Although this safety technology was recently introduced, we should expect to see it more across more affordable consumer drones in the future.
Maintaining altitude, speed, and safety can make it difficult for a beginner to fly a drone for the first time.
That’s why DJI has introduced a beginner mode, which is a fantastic safety feature that limits the speed, altitude, and distance a drone can fly.
The beginner mode can be disabled once the pilot has learned the drone’s basic maneuvers and feels confident he or she can safely fly the drone beyond these beginner mode restrictions.
Safety can be improved with mechanical accessories. Let’s cover a few of them, shall we?
Although uncommon, a drone can be equipped with a type of parachute that will open if something goes wrong and the drone falls out of the sky.
The drone parachutes slow the fall of a drone to protect others and the drone.
Attaching propeller guards is a typical mechanical accessory that will increase the safety of using drones in tight spaces or near people.
These guards will protect the propellers from impact and other objects from being touched by the fast-spinning propellers.
FPV has a subcategory of drones called Cinewhoops, which have enhanced propeller guards called duct guards for safer flights.

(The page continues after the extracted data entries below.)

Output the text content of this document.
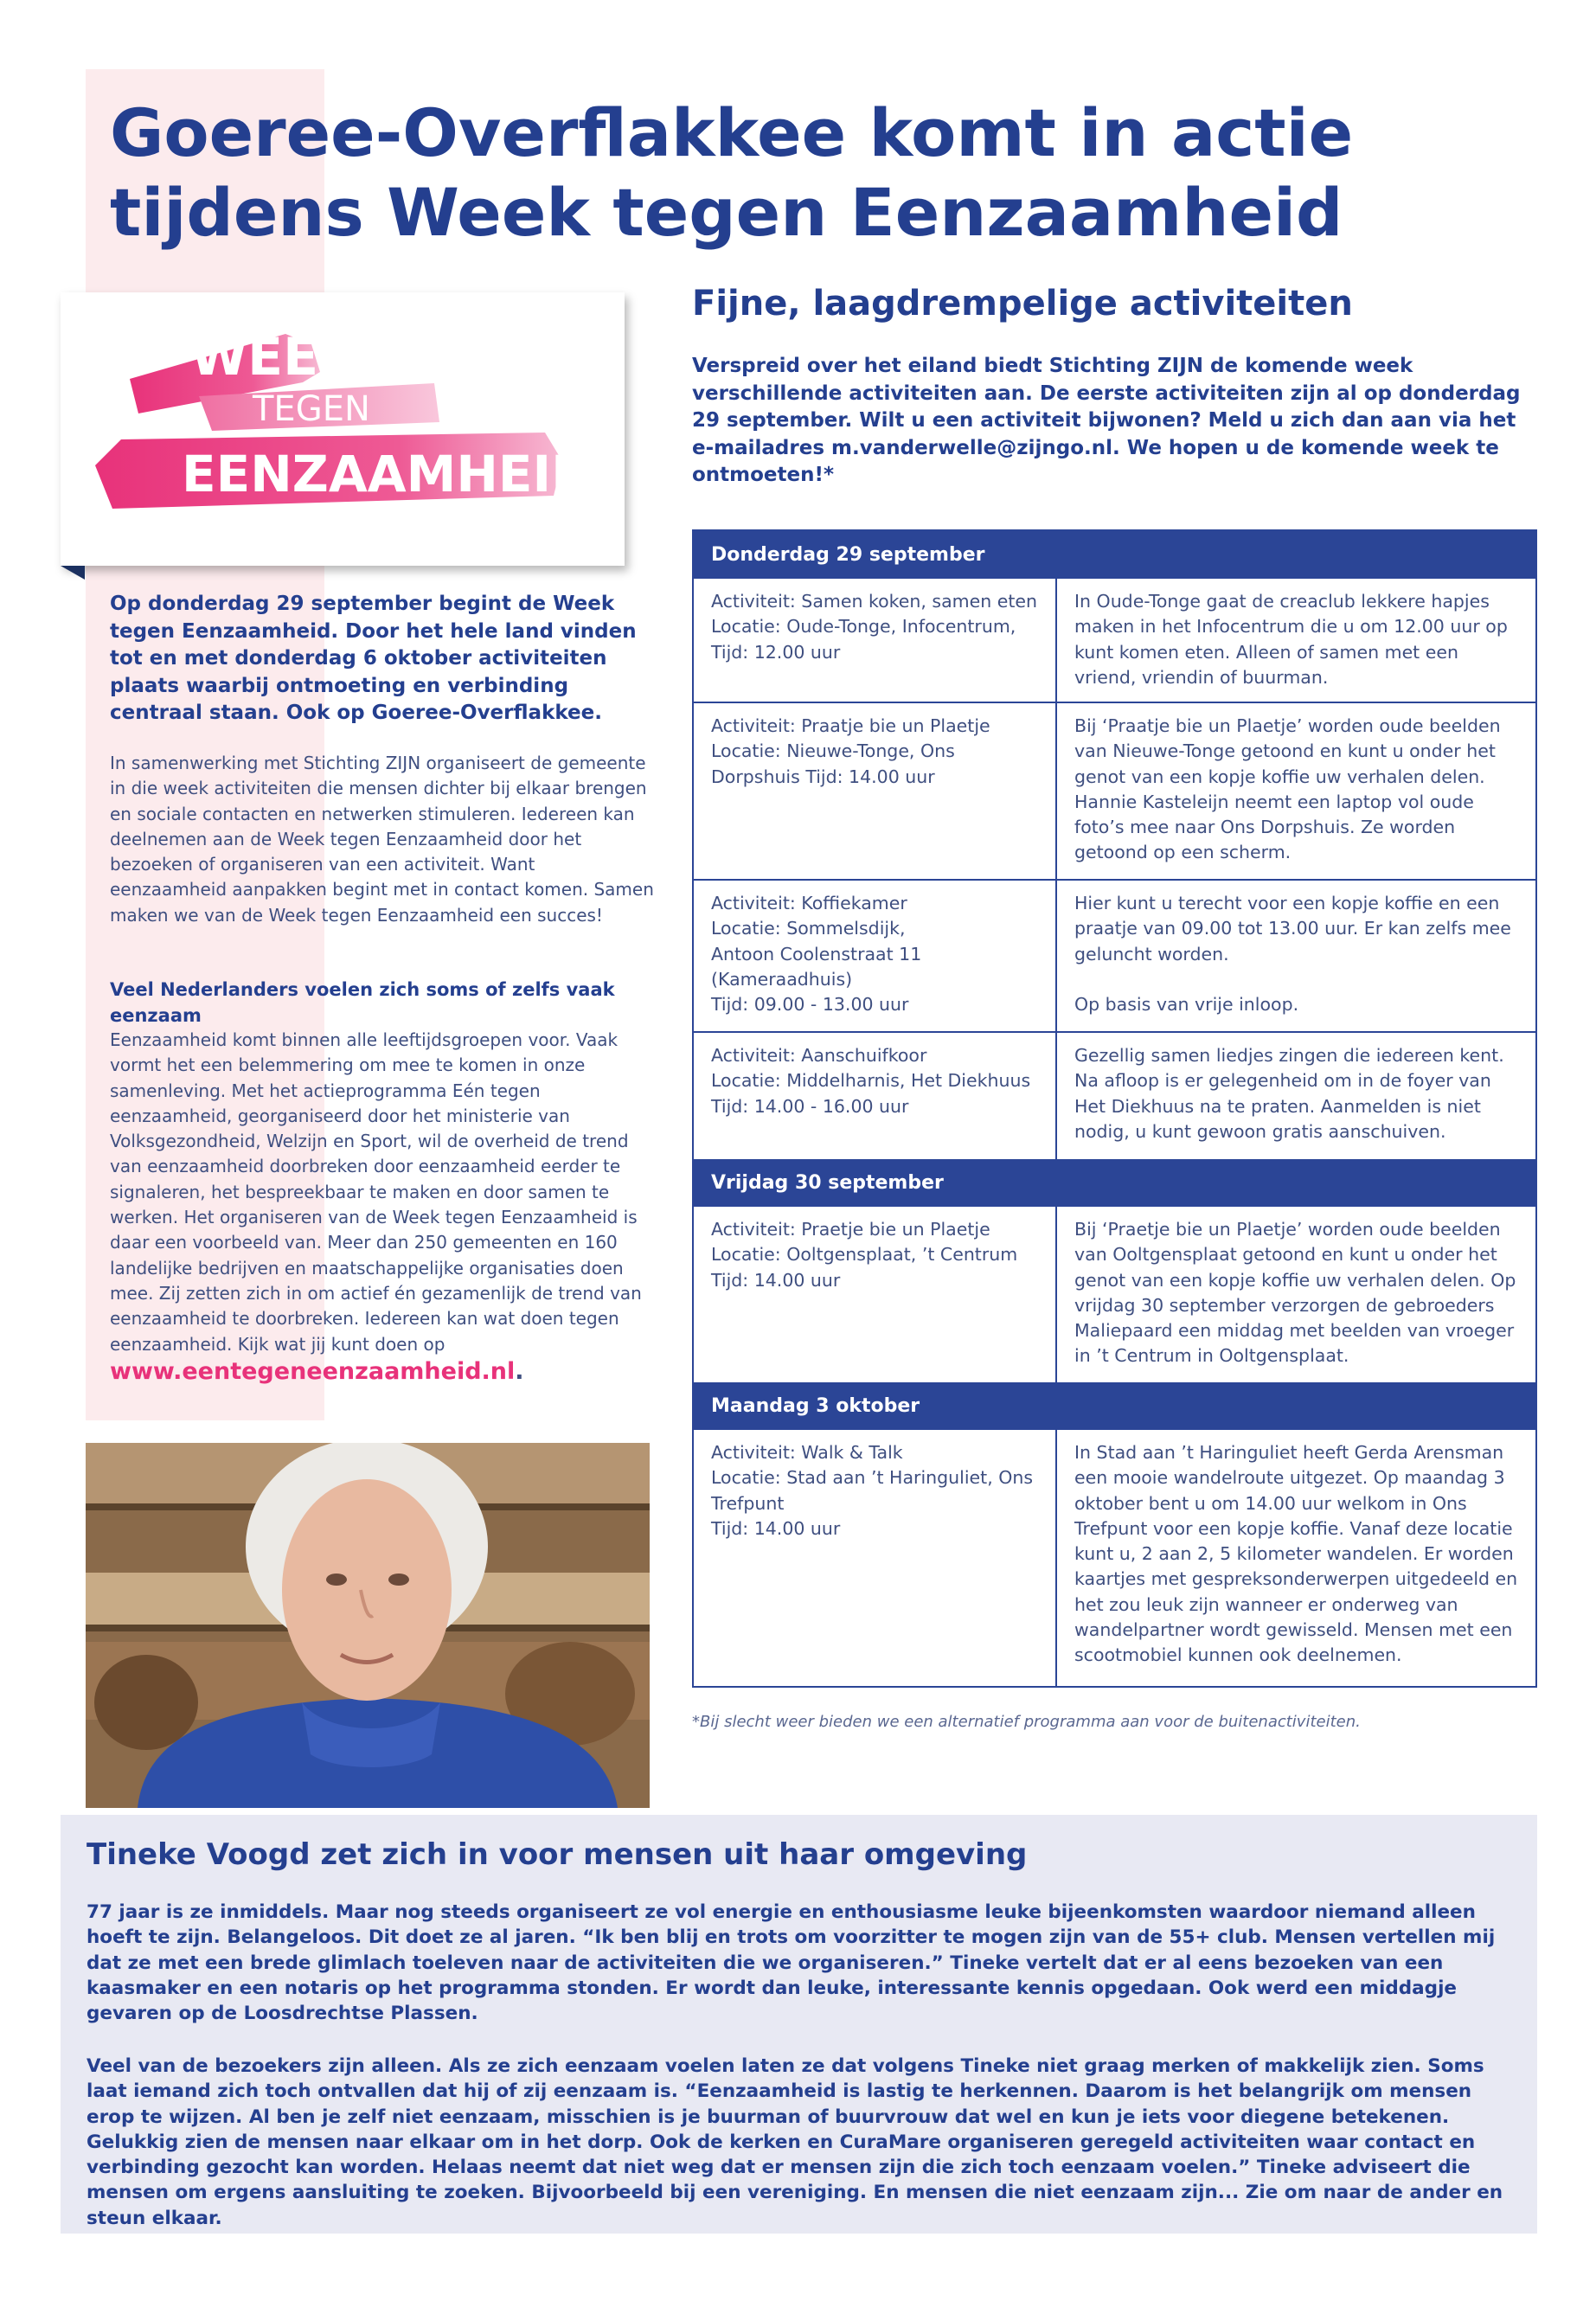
Goeree-Overflakkee komt in actie
tijdens Week tegen Eenzaamheid
WEEK
TEGEN
EENZAAMHEID

Op donderdag 29 september begint de Week tegen Eenzaamheid. Door het hele land vinden tot en met donderdag 6 oktober activiteiten plaats waarbij ontmoeting en verbinding centraal staan. Ook op Goeree-Overflakkee.

In samenwerking met Stichting ZIJN organiseert de gemeente in die week activiteiten die mensen dichter bij elkaar brengen en sociale contacten en netwerken stimuleren. Iedereen kan deelnemen aan de Week tegen Eenzaamheid door het bezoeken of organiseren van een activiteit. Want eenzaamheid aanpakken begint met in contact komen. Samen maken we van de Week tegen Eenzaamheid een succes!

Veel Nederlanders voelen zich soms of zelfs vaak eenzaam

Eenzaamheid komt binnen alle leeftijdsgroepen voor. Vaak vormt het een belemmering om mee te komen in onze samenleving. Met het actieprogramma Eén tegen eenzaamheid, georganiseerd door het ministerie van Volksgezondheid, Welzijn en Sport, wil de overheid de trend van eenzaamheid doorbreken door eenzaamheid eerder te signaleren, het bespreekbaar te maken en door samen te werken. Het organiseren van de Week tegen Eenzaamheid is daar een voorbeeld van. Meer dan 250 gemeenten en 160 landelijke bedrijven en maatschappelijke organisaties doen mee. Zij zetten zich in om actief én gezamenlijk de trend van eenzaamheid te doorbreken. Iedereen kan wat doen tegen eenzaamheid. Kijk wat jij kunt doen op

www.eentegeneenzaamheid.nl.

Fijne, laagdrempelige activiteiten

Verspreid over het eiland biedt Stichting ZIJN de komende week verschillende activiteiten aan. De eerste activiteiten zijn al op donderdag 29 september. Wilt u een activiteit bijwonen? Meld u zich dan aan via het e-mailadres m.vanderwelle@zijngo.nl. We hopen u de komende week te ontmoeten!*

Donderdag 29 september
Activiteit: Samen koken, samen eten
Locatie: Oude-Tonge, Infocentrum,
Tijd: 12.00 uur
In Oude-Tonge gaat de creaclub lekkere hapjes maken in het Infocentrum die u om 12.00 uur op kunt komen eten. Alleen of samen met een vriend, vriendin of buurman.
Activiteit: Praatje bie un Plaetje
Locatie: Nieuwe-Tonge, Ons Dorpshuis Tijd: 14.00 uur
Bij ‘Praatje bie un Plaetje’ worden oude beelden van Nieuwe-Tonge getoond en kunt u onder het genot van een kopje koffie uw verhalen delen. Hannie Kasteleijn neemt een laptop vol oude foto’s mee naar Ons Dorpshuis. Ze worden getoond op een scherm.
Activiteit: Koffiekamer
Locatie: Sommelsdijk,
Antoon Coolenstraat 11
(Kameraadhuis)
Tijd: 09.00 - 13.00 uur
Hier kunt u terecht voor een kopje koffie en een praatje van 09.00 tot 13.00 uur. Er kan zelfs mee geluncht worden.
Op basis van vrije inloop.
Activiteit: Aanschuifkoor
Locatie: Middelharnis, Het Diekhuus
Tijd: 14.00 - 16.00 uur
Gezellig samen liedjes zingen die iedereen kent. Na afloop is er gelegenheid om in de foyer van Het Diekhuus na te praten. Aanmelden is niet nodig, u kunt gewoon gratis aanschuiven.
Vrijdag 30 september
Activiteit: Praetje bie un Plaetje
Locatie: Ooltgensplaat, ’t Centrum
Tijd: 14.00 uur
Bij ‘Praetje bie un Plaetje’ worden oude beelden van Ooltgensplaat getoond en kunt u onder het genot van een kopje koffie uw verhalen delen. Op vrijdag 30 september verzorgen de gebroeders Maliepaard een middag met beelden van vroeger in ’t Centrum in Ooltgensplaat.
Maandag 3 oktober
Activiteit: Walk & Talk
Locatie: Stad aan ’t Haringuliet, Ons Trefpunt
Tijd: 14.00 uur
In Stad aan ’t Haringuliet heeft Gerda Arensman een mooie wandelroute uitgezet. Op maandag 3 oktober bent u om 14.00 uur welkom in Ons Trefpunt voor een kopje koffie. Vanaf deze locatie kunt u, 2 aan 2, 5 kilometer wandelen. Er worden kaartjes met gespreksonderwerpen uitgedeeld en het zou leuk zijn wanneer er onderweg van wandelpartner wordt gewisseld. Mensen met een scootmobiel kunnen ook deelnemen.

*Bij slecht weer bieden we een alternatief programma aan voor de buitenactiviteiten.

Tineke Voogd zet zich in voor mensen uit haar omgeving

77 jaar is ze inmiddels. Maar nog steeds organiseert ze vol energie en enthousiasme leuke bijeenkomsten waardoor niemand alleen hoeft te zijn. Belangeloos. Dit doet ze al jaren. “Ik ben blij en trots om voorzitter te mogen zijn van de 55+ club. Mensen vertellen mij dat ze met een brede glimlach toeleven naar de activiteiten die we organiseren.” Tineke vertelt dat er al eens bezoeken van een kaasmaker en een notaris op het programma stonden. Er wordt dan leuke, interessante kennis opgedaan. Ook werd een middagje gevaren op de Loosdrechtse Plassen.

Veel van de bezoekers zijn alleen. Als ze zich eenzaam voelen laten ze dat volgens Tineke niet graag merken of makkelijk zien. Soms laat iemand zich toch ontvallen dat hij of zij eenzaam is. “Eenzaamheid is lastig te herkennen. Daarom is het belangrijk om mensen erop te wijzen. Al ben je zelf niet eenzaam, misschien is je buurman of buurvrouw dat wel en kun je iets voor diegene betekenen. Gelukkig zien de mensen naar elkaar om in het dorp. Ook de kerken en CuraMare organiseren geregeld activiteiten waar contact en verbinding gezocht kan worden. Helaas neemt dat niet weg dat er mensen zijn die zich toch eenzaam voelen.” Tineke adviseert die mensen om ergens aansluiting te zoeken. Bijvoorbeeld bij een vereniging. En mensen die niet eenzaam zijn... Zie om naar de ander en steun elkaar.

While propeller guards can be placed on almost any standard drone (different for each model) and taken off at any time, the duct guards of a Cinewhoop are permanently installed.
In fact, the structure, design, and aerodynamics of a Cinewhoop FPV drone are built around its duct guards.
The water floater is another mechanical safety device that can be installed on any drone.
Floaters are fantastic if you often fly a drone above the water, especially above lakes.
If the drone’s battery depletes and it lands on the water, the floaters keep it above the water’s surface.
The drone can either remain completely dry or, if it falls out of the sky, it will stay on the water’s surface and can be recovered instead of sinking to the bottom.
Can you override safety features?
Some drone safety features can be overridden, and others cannot.
For instance, you can change or disable the entire anti-collision sensors from the drone settings.
It would be ideal not to, but if you want to get the drone through some gaps, the obstacle avoidance sensors usually won’t let you.
Another function you can disable is returning to home if you lose signal to the drone.
As mentioned, you can manually override the auto-return-to-home when the drone is on low battery.
However, other types of safety features, such as short-circuit protection or stopping motors on a crash (if they are stalling), cannot be disabled.